Plan wojny Rosji wskazany przez ukraińskiego eksperta.

Andrij Kowalenko, dyrektor Centrum Zwalczania Dezinformacji działającego przy Radzie Bezpieczeństwa Narodowego i Obrony Ukrainy, zdradził plany Rosji na przyszłość. Jego zdaniem, ten kraj skupia siły i środki potrzebne do prowadzenia działań wojennych na Ukrainie do roku 2027. Wyraził również przekonanie, że jedynym państwem, które mogłoby skłonić Putina do pokojowych negocjacji jest Chiny.

Ukraiński ekspert zaznacza, że dokonuje analizy nie tylko na podstawie wypowiedzi prezydenta Rosji. Bierze pod uwagę również działania rosyjskiego kompleksu wojskowo-przemysłowego, potencjał gospodarczy tej nacji oraz presję wywieraną na budowę obronności i utrzymanie działań wojennych do roku 2025. Wszystko to zostało odnotowane przez agencję informacyjną UNIAN.

Kowalenko jest przekonany, że Rosja zrobi wszystko, co w jej mocy, by zrzucić odpowiedzialność za brak pokoju czy porozumienia na Ukrainę. Jednocześnie, kraj ten przygotowuje się do prowadzenia dalszych działań zbrojnych.
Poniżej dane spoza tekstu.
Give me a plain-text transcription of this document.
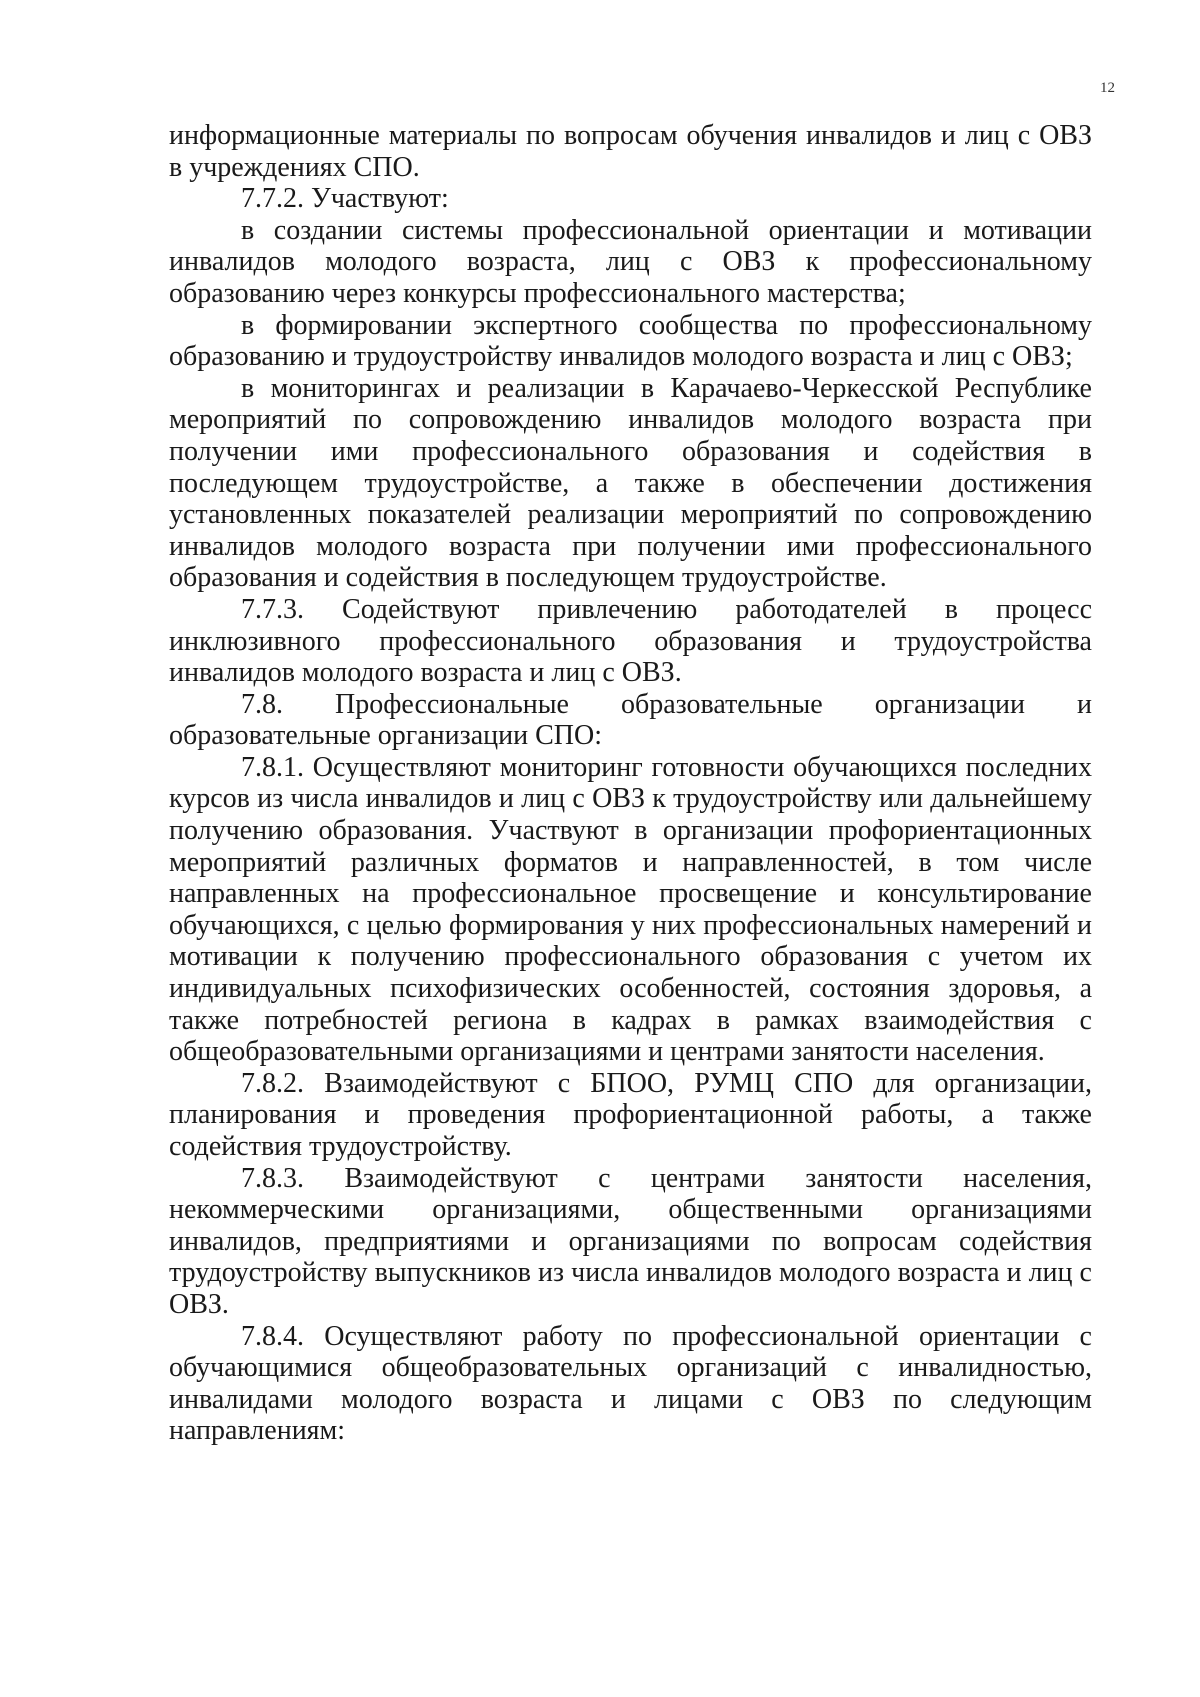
12

информационные материалы по вопросам обучения инвалидов и лиц с ОВЗ в учреждениях СПО.

7.7.2. Участвуют:

в создании системы профессиональной ориентации и мотивации инвалидов молодого возраста, лиц с ОВЗ к профессиональному образованию через конкурсы профессионального мастерства;

в формировании экспертного сообщества по профессиональному образованию и трудоустройству инвалидов молодого возраста и лиц с ОВЗ;

в мониторингах и реализации в Карачаево-Черкесской Республике мероприятий по сопровождению инвалидов молодого возраста при получении ими профессионального образования и содействия в последующем трудоустройстве, а также в обеспечении достижения установленных показателей реализации мероприятий по сопровождению инвалидов молодого возраста при получении ими профессионального образования и содействия в последующем трудоустройстве.

7.7.3. Содействуют привлечению работодателей в процесс инклюзивного профессионального образования и трудоустройства инвалидов молодого возраста и лиц с ОВЗ.

7.8. Профессиональные образовательные организации и образовательные организации СПО:

7.8.1. Осуществляют мониторинг готовности обучающихся последних курсов из числа инвалидов и лиц с ОВЗ к трудоустройству или дальнейшему получению образования. Участвуют в организации профориентационных мероприятий различных форматов и направленностей, в том числе направленных на профессиональное просвещение и консультирование обучающихся, с целью формирования у них профессиональных намерений и мотивации к получению профессионального образования с учетом их индивидуальных психофизических особенностей, состояния здоровья, а также потребностей региона в кадрах в рамках взаимодействия с общеобразовательными организациями и центрами занятости населения.

7.8.2. Взаимодействуют с БПОО, РУМЦ СПО для организации, планирования и проведения профориентационной работы, а также содействия трудоустройству.

7.8.3. Взаимодействуют с центрами занятости населения, некоммерческими организациями, общественными организациями инвалидов, предприятиями и организациями по вопросам содействия трудоустройству выпускников из числа инвалидов молодого возраста и лиц с ОВЗ.

7.8.4. Осуществляют работу по профессиональной ориентации с обучающимися общеобразовательных организаций с инвалидностью, инвалидами молодого возраста и лицами с ОВЗ по следующим направлениям:
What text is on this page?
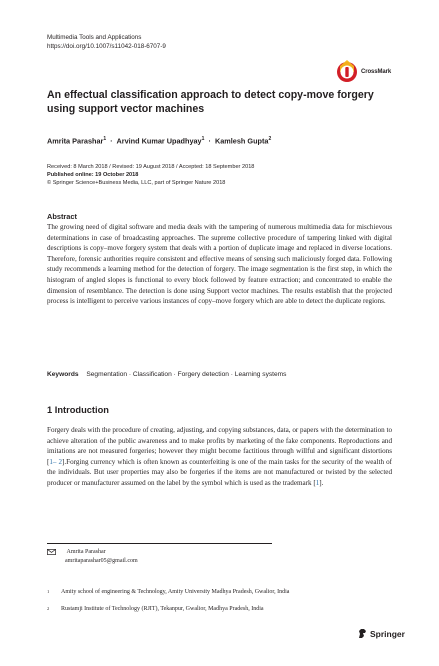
Multimedia Tools and Applications
https://doi.org/10.1007/s11042-018-6707-9
CrossMark
An effectual classification approach to detect copy-move forgery using support vector machines
Amrita Parashar$^1$  ·  Arvind Kumar Upadhyay$^1$  ·  Kamlesh Gupta$^2$
Received: 8 March 2018 / Revised: 19 August 2018 / Accepted: 18 September 2018
Published online: 19 October 2018
© Springer Science+Business Media, LLC, part of Springer Nature 2018
Abstract
The growing need of digital software and media deals with the tampering of numerous multimedia data for mischievous determinations in case of broadcasting approaches. The supreme collective procedure of tampering linked with digital descriptions is copy–move forgery system that deals with a portion of duplicate image and replaced in diverse locations. Therefore, forensic authorities require consistent and effective means of sensing such maliciously forged data. Following study recommends a learning method for the detection of forgery. The image segmentation is the first step, in which the histogram of angled slopes is functional to every block followed by feature extraction; and concentrated to enable the dimension of resemblance. The detection is done using Support vector machines. The results establish that the projected process is intelligent to perceive various instances of copy–move forgery which are able to detect the duplicate regions.
Keywords Segmentation · Classification · Forgery detection · Learning systems
1 Introduction
Forgery deals with the procedure of creating, adjusting, and copying substances, data, or papers with the determination to achieve alteration of the public awareness and to make profits by marketing of the fake components. Reproductions and imitations are not measured forgeries; however they might become factitious through willful and significant distortions [1– 2].Forging currency which is often known as counterfeiting is one of the main tasks for the security of the wealth of the individuals. But user properties may also be forgeries if the items are not manufactured or twisted by the selected producer or manufacturer assumed on the label by the symbol which is used as the trademark [1].
Amrita Parashar
amritaparashar05@gmail.com
$^1$ Amity school of engineering & Technology, Amity University Madhya Pradesh, Gwalior, India
$^2$ Rustamji Institute of Technology (RJIT), Tekanpur, Gwalior, Madhya Pradesh, India
Springer
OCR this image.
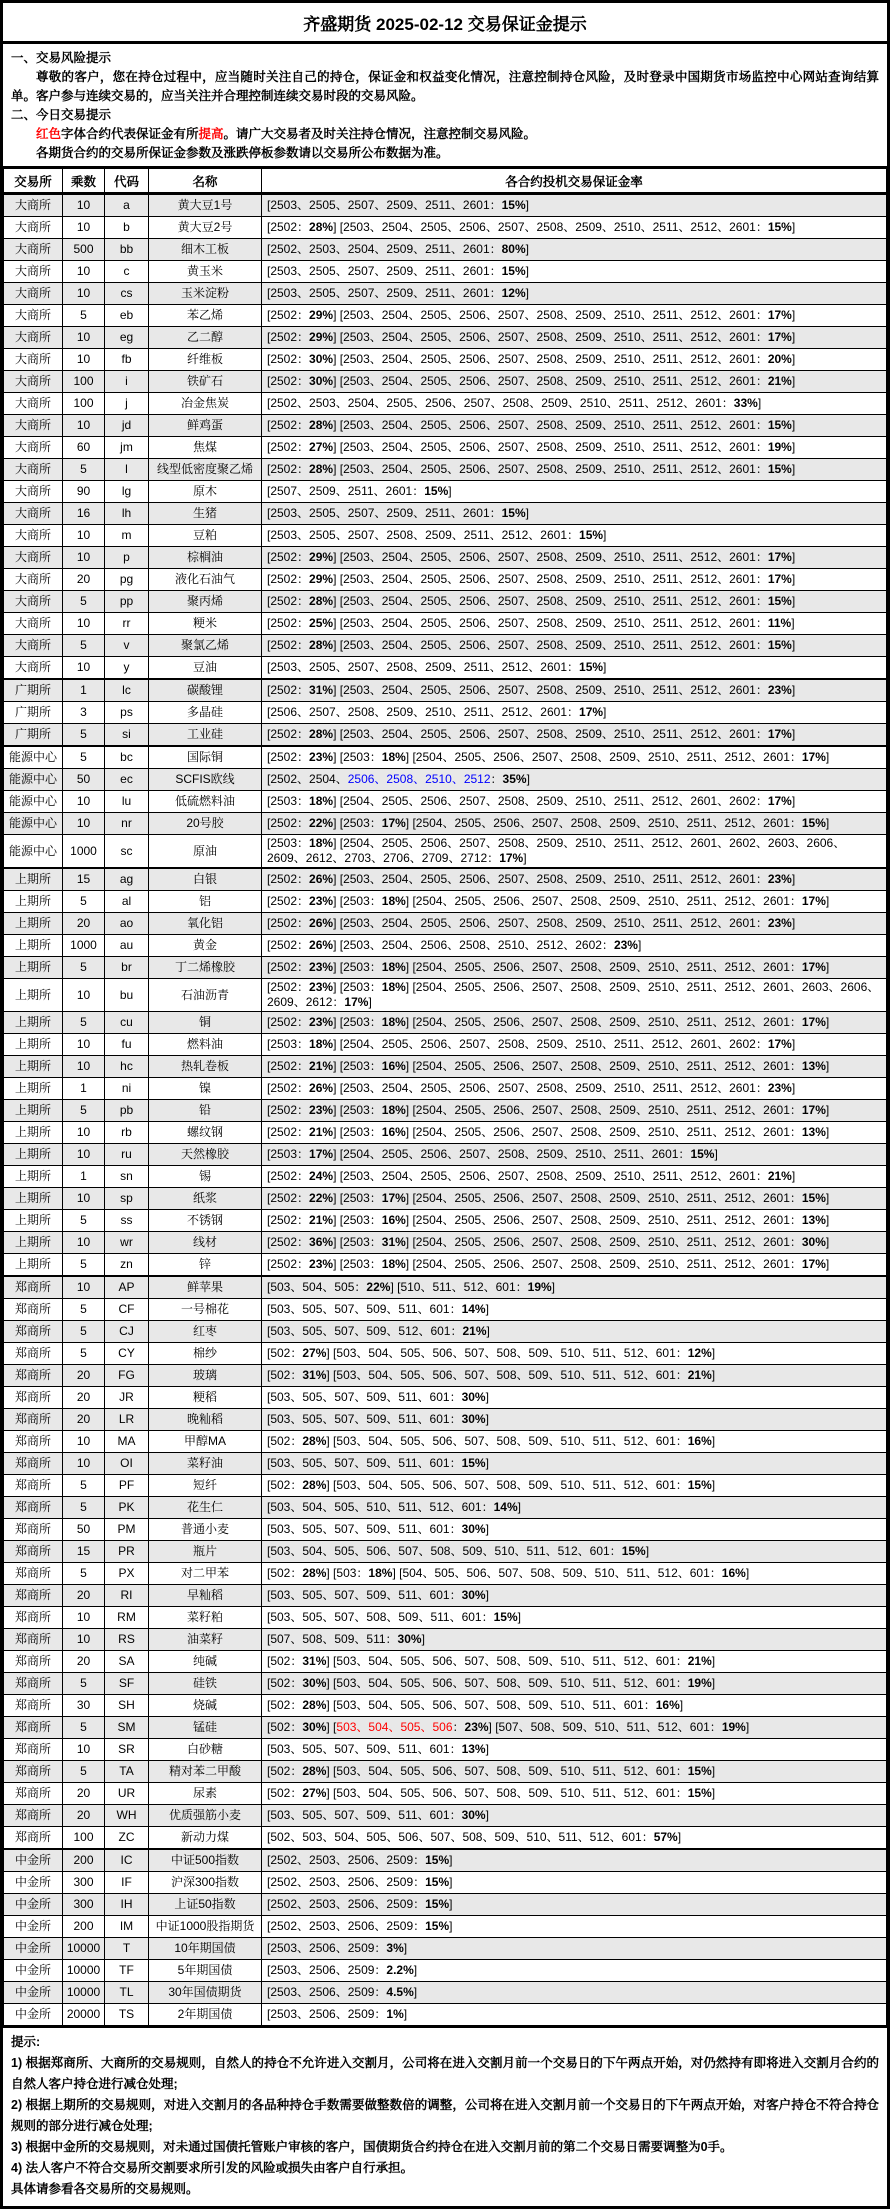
齐盛期货 2025-02-12 交易保证金提示
一、交易风险提示

尊敬的客户，您在持仓过程中，应当随时关注自己的持仓，保证金和权益变化情况，注意控制持仓风险，及时登录中国期货市场监控中心网站查询结算单。客户参与连续交易的，应当关注并合理控制连续交易时段的交易风险。

二、今日交易提示

红色字体合约代表保证金有所提高。请广大交易者及时关注持仓情况，注意控制交易风险。

各期货合约的交易所保证金参数及涨跌停板参数请以交易所公布数据为准。

交易所	乘数	代码	名称	各合约投机交易保证金率
大商所	10	a	黄大豆1号	[2503、2505、2507、2509、2511、2601：15%]
大商所	10	b	黄大豆2号	[2502：28%] [2503、2504、2505、2506、2507、2508、2509、2510、2511、2512、2601：15%]
大商所	500	bb	细木工板	[2502、2503、2504、2509、2511、2601：80%]
大商所	10	c	黄玉米	[2503、2505、2507、2509、2511、2601：15%]
大商所	10	cs	玉米淀粉	[2503、2505、2507、2509、2511、2601：12%]
大商所	5	eb	苯乙烯	[2502：29%] [2503、2504、2505、2506、2507、2508、2509、2510、2511、2512、2601：17%]
大商所	10	eg	乙二醇	[2502：29%] [2503、2504、2505、2506、2507、2508、2509、2510、2511、2512、2601：17%]
大商所	10	fb	纤维板	[2502：30%] [2503、2504、2505、2506、2507、2508、2509、2510、2511、2512、2601：20%]
大商所	100	i	铁矿石	[2502：30%] [2503、2504、2505、2506、2507、2508、2509、2510、2511、2512、2601：21%]
大商所	100	j	冶金焦炭	[2502、2503、2504、2505、2506、2507、2508、2509、2510、2511、2512、2601：33%]
大商所	10	jd	鲜鸡蛋	[2502：28%] [2503、2504、2505、2506、2507、2508、2509、2510、2511、2512、2601：15%]
大商所	60	jm	焦煤	[2502：27%] [2503、2504、2505、2506、2507、2508、2509、2510、2511、2512、2601：19%]
大商所	5	l	线型低密度聚乙烯	[2502：28%] [2503、2504、2505、2506、2507、2508、2509、2510、2511、2512、2601：15%]
大商所	90	lg	原木	[2507、2509、2511、2601：15%]
大商所	16	lh	生猪	[2503、2505、2507、2509、2511、2601：15%]
大商所	10	m	豆粕	[2503、2505、2507、2508、2509、2511、2512、2601：15%]
大商所	10	p	棕榈油	[2502：29%] [2503、2504、2505、2506、2507、2508、2509、2510、2511、2512、2601：17%]
大商所	20	pg	液化石油气	[2502：29%] [2503、2504、2505、2506、2507、2508、2509、2510、2511、2512、2601：17%]
大商所	5	pp	聚丙烯	[2502：28%] [2503、2504、2505、2506、2507、2508、2509、2510、2511、2512、2601：15%]
大商所	10	rr	粳米	[2502：25%] [2503、2504、2505、2506、2507、2508、2509、2510、2511、2512、2601：11%]
大商所	5	v	聚氯乙烯	[2502：28%] [2503、2504、2505、2506、2507、2508、2509、2510、2511、2512、2601：15%]
大商所	10	y	豆油	[2503、2505、2507、2508、2509、2511、2512、2601：15%]
广期所	1	lc	碳酸锂	[2502：31%] [2503、2504、2505、2506、2507、2508、2509、2510、2511、2512、2601：23%]
广期所	3	ps	多晶硅	[2506、2507、2508、2509、2510、2511、2512、2601：17%]
广期所	5	si	工业硅	[2502：28%] [2503、2504、2505、2506、2507、2508、2509、2510、2511、2512、2601：17%]
能源中心	5	bc	国际铜	[2502：23%] [2503：18%] [2504、2505、2506、2507、2508、2509、2510、2511、2512、2601：17%]
能源中心	50	ec	SCFIS欧线	[2502、2504、2506、2508、2510、2512：35%]
能源中心	10	lu	低硫燃料油	[2503：18%] [2504、2505、2506、2507、2508、2509、2510、2511、2512、2601、2602：17%]
能源中心	10	nr	20号胶	[2502：22%] [2503：17%] [2504、2505、2506、2507、2508、2509、2510、2511、2512、2601：15%]
能源中心	1000	sc	原油	[2503：18%] [2504、2505、2506、2507、2508、2509、2510、2511、2512、2601、2602、2603、2606、2609、2612、2703、2706、2709、2712：17%]
上期所	15	ag	白银	[2502：26%] [2503、2504、2505、2506、2507、2508、2509、2510、2511、2512、2601：23%]
上期所	5	al	铝	[2502：23%] [2503：18%] [2504、2505、2506、2507、2508、2509、2510、2511、2512、2601：17%]
上期所	20	ao	氧化铝	[2502：26%] [2503、2504、2505、2506、2507、2508、2509、2510、2511、2512、2601：23%]
上期所	1000	au	黄金	[2502：26%] [2503、2504、2506、2508、2510、2512、2602：23%]
上期所	5	br	丁二烯橡胶	[2502：23%] [2503：18%] [2504、2505、2506、2507、2508、2509、2510、2511、2512、2601：17%]
上期所	10	bu	石油沥青	[2502：23%] [2503：18%] [2504、2505、2506、2507、2508、2509、2510、2511、2512、2601、2603、2606、2609、2612：17%]
上期所	5	cu	铜	[2502：23%] [2503：18%] [2504、2505、2506、2507、2508、2509、2510、2511、2512、2601：17%]
上期所	10	fu	燃料油	[2503：18%] [2504、2505、2506、2507、2508、2509、2510、2511、2512、2601、2602：17%]
上期所	10	hc	热轧卷板	[2502：21%] [2503：16%] [2504、2505、2506、2507、2508、2509、2510、2511、2512、2601：13%]
上期所	1	ni	镍	[2502：26%] [2503、2504、2505、2506、2507、2508、2509、2510、2511、2512、2601：23%]
上期所	5	pb	铅	[2502：23%] [2503：18%] [2504、2505、2506、2507、2508、2509、2510、2511、2512、2601：17%]
上期所	10	rb	螺纹钢	[2502：21%] [2503：16%] [2504、2505、2506、2507、2508、2509、2510、2511、2512、2601：13%]
上期所	10	ru	天然橡胶	[2503：17%] [2504、2505、2506、2507、2508、2509、2510、2511、2601：15%]
上期所	1	sn	锡	[2502：24%] [2503、2504、2505、2506、2507、2508、2509、2510、2511、2512、2601：21%]
上期所	10	sp	纸浆	[2502：22%] [2503：17%] [2504、2505、2506、2507、2508、2509、2510、2511、2512、2601：15%]
上期所	5	ss	不锈钢	[2502：21%] [2503：16%] [2504、2505、2506、2507、2508、2509、2510、2511、2512、2601：13%]
上期所	10	wr	线材	[2502：36%] [2503：31%] [2504、2505、2506、2507、2508、2509、2510、2511、2512、2601：30%]
上期所	5	zn	锌	[2502：23%] [2503：18%] [2504、2505、2506、2507、2508、2509、2510、2511、2512、2601：17%]
郑商所	10	AP	鲜苹果	[503、504、505：22%] [510、511、512、601：19%]
郑商所	5	CF	一号棉花	[503、505、507、509、511、601：14%]
郑商所	5	CJ	红枣	[503、505、507、509、512、601：21%]
郑商所	5	CY	棉纱	[502：27%] [503、504、505、506、507、508、509、510、511、512、601：12%]
郑商所	20	FG	玻璃	[502：31%] [503、504、505、506、507、508、509、510、511、512、601：21%]
郑商所	20	JR	粳稻	[503、505、507、509、511、601：30%]
郑商所	20	LR	晚籼稻	[503、505、507、509、511、601：30%]
郑商所	10	MA	甲醇MA	[502：28%] [503、504、505、506、507、508、509、510、511、512、601：16%]
郑商所	10	OI	菜籽油	[503、505、507、509、511、601：15%]
郑商所	5	PF	短纤	[502：28%] [503、504、505、506、507、508、509、510、511、512、601：15%]
郑商所	5	PK	花生仁	[503、504、505、510、511、512、601：14%]
郑商所	50	PM	普通小麦	[503、505、507、509、511、601：30%]
郑商所	15	PR	瓶片	[503、504、505、506、507、508、509、510、511、512、601：15%]
郑商所	5	PX	对二甲苯	[502：28%] [503：18%] [504、505、506、507、508、509、510、511、512、601：16%]
郑商所	20	RI	早籼稻	[503、505、507、509、511、601：30%]
郑商所	10	RM	菜籽粕	[503、505、507、508、509、511、601：15%]
郑商所	10	RS	油菜籽	[507、508、509、511：30%]
郑商所	20	SA	纯碱	[502：31%] [503、504、505、506、507、508、509、510、511、512、601：21%]
郑商所	5	SF	硅铁	[502：30%] [503、504、505、506、507、508、509、510、511、512、601：19%]
郑商所	30	SH	烧碱	[502：28%] [503、504、505、506、507、508、509、510、511、601：16%]
郑商所	5	SM	锰硅	[502：30%] [503、504、505、506：23%] [507、508、509、510、511、512、601：19%]
郑商所	10	SR	白砂糖	[503、505、507、509、511、601：13%]
郑商所	5	TA	精对苯二甲酸	[502：28%] [503、504、505、506、507、508、509、510、511、512、601：15%]
郑商所	20	UR	尿素	[502：27%] [503、504、505、506、507、508、509、510、511、512、601：15%]
郑商所	20	WH	优质强筋小麦	[503、505、507、509、511、601：30%]
郑商所	100	ZC	新动力煤	[502、503、504、505、506、507、508、509、510、511、512、601：57%]
中金所	200	IC	中证500指数	[2502、2503、2506、2509：15%]
中金所	300	IF	沪深300指数	[2502、2503、2506、2509：15%]
中金所	300	IH	上证50指数	[2502、2503、2506、2509：15%]
中金所	200	IM	中证1000股指期货	[2502、2503、2506、2509：15%]
中金所	10000	T	10年期国债	[2503、2506、2509：3%]
中金所	10000	TF	5年期国债	[2503、2506、2509：2.2%]
中金所	10000	TL	30年国债期货	[2503、2506、2509：4.5%]
中金所	20000	TS	2年期国债	[2503、2506、2509：1%]
提示:
1) 根据郑商所、大商所的交易规则，自然人的持仓不允许进入交割月，公司将在进入交割月前一个交易日的下午两点开始，对仍然持有即将进入交割月合约的自然人客户持仓进行减仓处理;
2) 根据上期所的交易规则，对进入交割月的各品种持仓手数需要做整数倍的调整，公司将在进入交割月前一个交易日的下午两点开始，对客户持仓不符合持仓规则的部分进行减仓处理;
3) 根据中金所的交易规则，对未通过国债托管账户审核的客户，国债期货合约持仓在进入交割月前的第二个交易日需要调整为0手。
4) 法人客户不符合交易所交割要求所引发的风险或损失由客户自行承担。
具体请参看各交易所的交易规则。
Dyrektor Centrum Zwalczania Dezinformacji wyraża nadzieję, że takie działania dostrzegła nowa administracja Donalda Trumpa oraz Unia Europejska.

Ukraiński ekspert zauważył, że Putin może być zmuszony do negocjacji „wyłącznie siłą”. Kluczowa rola w tym procesie przypada krajom, które popierają działania Kremla – szczególnie Chinom. Kowalenko podkreśla, że jeśli Pekin zdecyduje się wsparć proces negocjacyjny, ale nie na korzyść Rosji, retoryka Putina ulegnie zmianie. Bez pomocy Chin w omijaniu sankcji, Kreml nie będzie mógł utrzymać intensywności konfliktu z Ukrainą.

Amerykański Instytut Studiów nad Wojną (ISW) w grudniowym raporcie zwrócił uwagę na fakt, iż Władimir Putin odrzucił propozycję zespołu prezydenta-elekta USA Donalda Trumpa. Według tej propozycji, akcesja Ukrainy do NATO miała zostać opóźniona o co najmniej dekadę, a Rosja miała zgodzić się na zakończenie wojny przeciwko Ukrainie.

Gen. Keith Kellogg, specjalny wysłannik Donalda Trumpa ds. Ukrainy i Rosji, wcześniej stwierdził, że oba kraje „są wykończone walkami”. Porównał to do walki w klatce, gdzie obaj zawodnicy pragną się poddać i jedynie potrzebują sędziego, który ich rozdzieli. Kellogg wierzy, że prezydent Donald Trump może pełnić taką rolę.